British motoring journalist and photographer

Paul Walton is a British motoring journalist and photographer.

He started his career in 1999, working for Classic Cars magazine before moving to BBC Top Gear magazine in 2002.

Highlights during his time at the two magazines included driving a twin-engined Citroën 2CV Sahara in the Israeli desert, a Ferrari 250 SWB on a closed off section of San Marino, driving a BMW 325i to Spain so it could be assessed by the then WilliamsF1 test driver Marc Gené, and taking a Gibbs Aquada amphibious car for a spin around Monte Carlo's harbour during the Monaco Grand Prix.

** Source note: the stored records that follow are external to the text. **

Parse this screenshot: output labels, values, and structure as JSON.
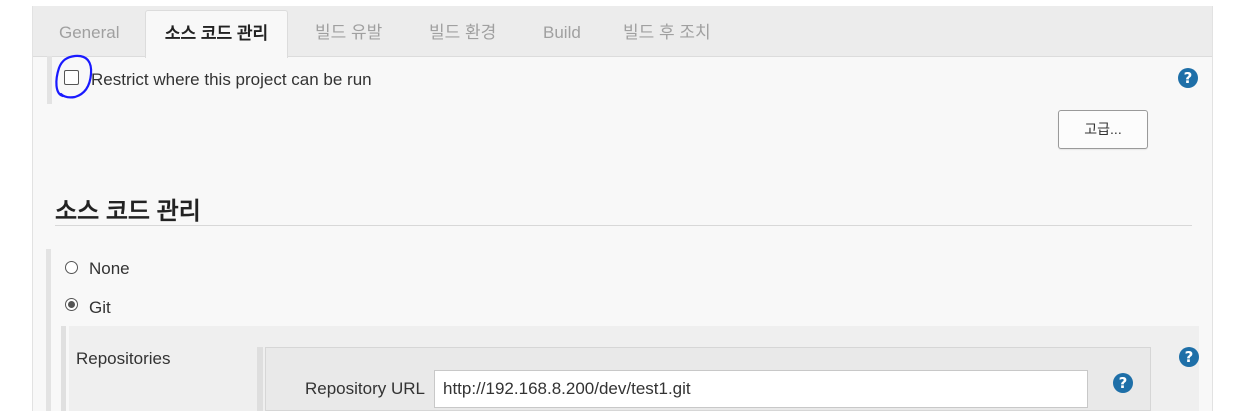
{
  "tabs": [
    {
      "label": "General",
      "active": false
    },
    {
      "label": "소스 코드 관리",
      "active": true
    },
    {
      "label": "빌드 유발",
      "active": false
    },
    {
      "label": "빌드 환경",
      "active": false
    },
    {
      "label": "Build",
      "active": false
    },
    {
      "label": "빌드 후 조치",
      "active": false
    }
  ],
  "restrict": {
    "label": "Restrict where this project can be run",
    "checked": false
  },
  "advanced_button": "고급...",
  "scm": {
    "title": "소스 코드 관리",
    "options": [
      {
        "label": "None",
        "selected": false
      },
      {
        "label": "Git",
        "selected": true
      }
    ],
    "repositories_label": "Repositories",
    "repository_url_label": "Repository URL",
    "repository_url_value": "http://192.168.8.200/dev/test1.git"
  },
  "colors": {
    "help_icon": "#1e6fa8",
    "annotation": "#1a1aff"
  },
  "icons": {
    "help": "?"
  }
}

He turned freelance in 2005, but kept his Top Gear links by editing BBC's Top Gear Test Drive Directory (a bi monthly car buyers guide), a post he held until the magazine was stopped in 2011. During this time, he also supplied features for many specialist motoring titles, including the unique Jaguar XK150 'Tow Car' estate, the one-off Jensen CV8 Sedanca (a factory made, half convertible), an early Jaguar XJ220 prototype, a Zagato Zele, a rare electric city car made by the Italian coachbuilder, and the Minissima, a William Towns designed concept.

In January 2012, he was appointed Editor of Jaguar World Monthly, an independent magazine about the British marque. In the ten years he was in charge, Paul drove many famous models including the Jaguar D-type that finished second at the 1957 24 Hours of Le Mans, the unique Jaguar XJ13, the first and last E-type and many more.

In mid 2022 he became Editor of Aston Martin Driver, a bimonthly publication about Aston Martin, while continuing to work for Jaguar World plus several other titles.

Although born in Darlington and brought up in North Yorkshire, Walton currently lives in East Anglia.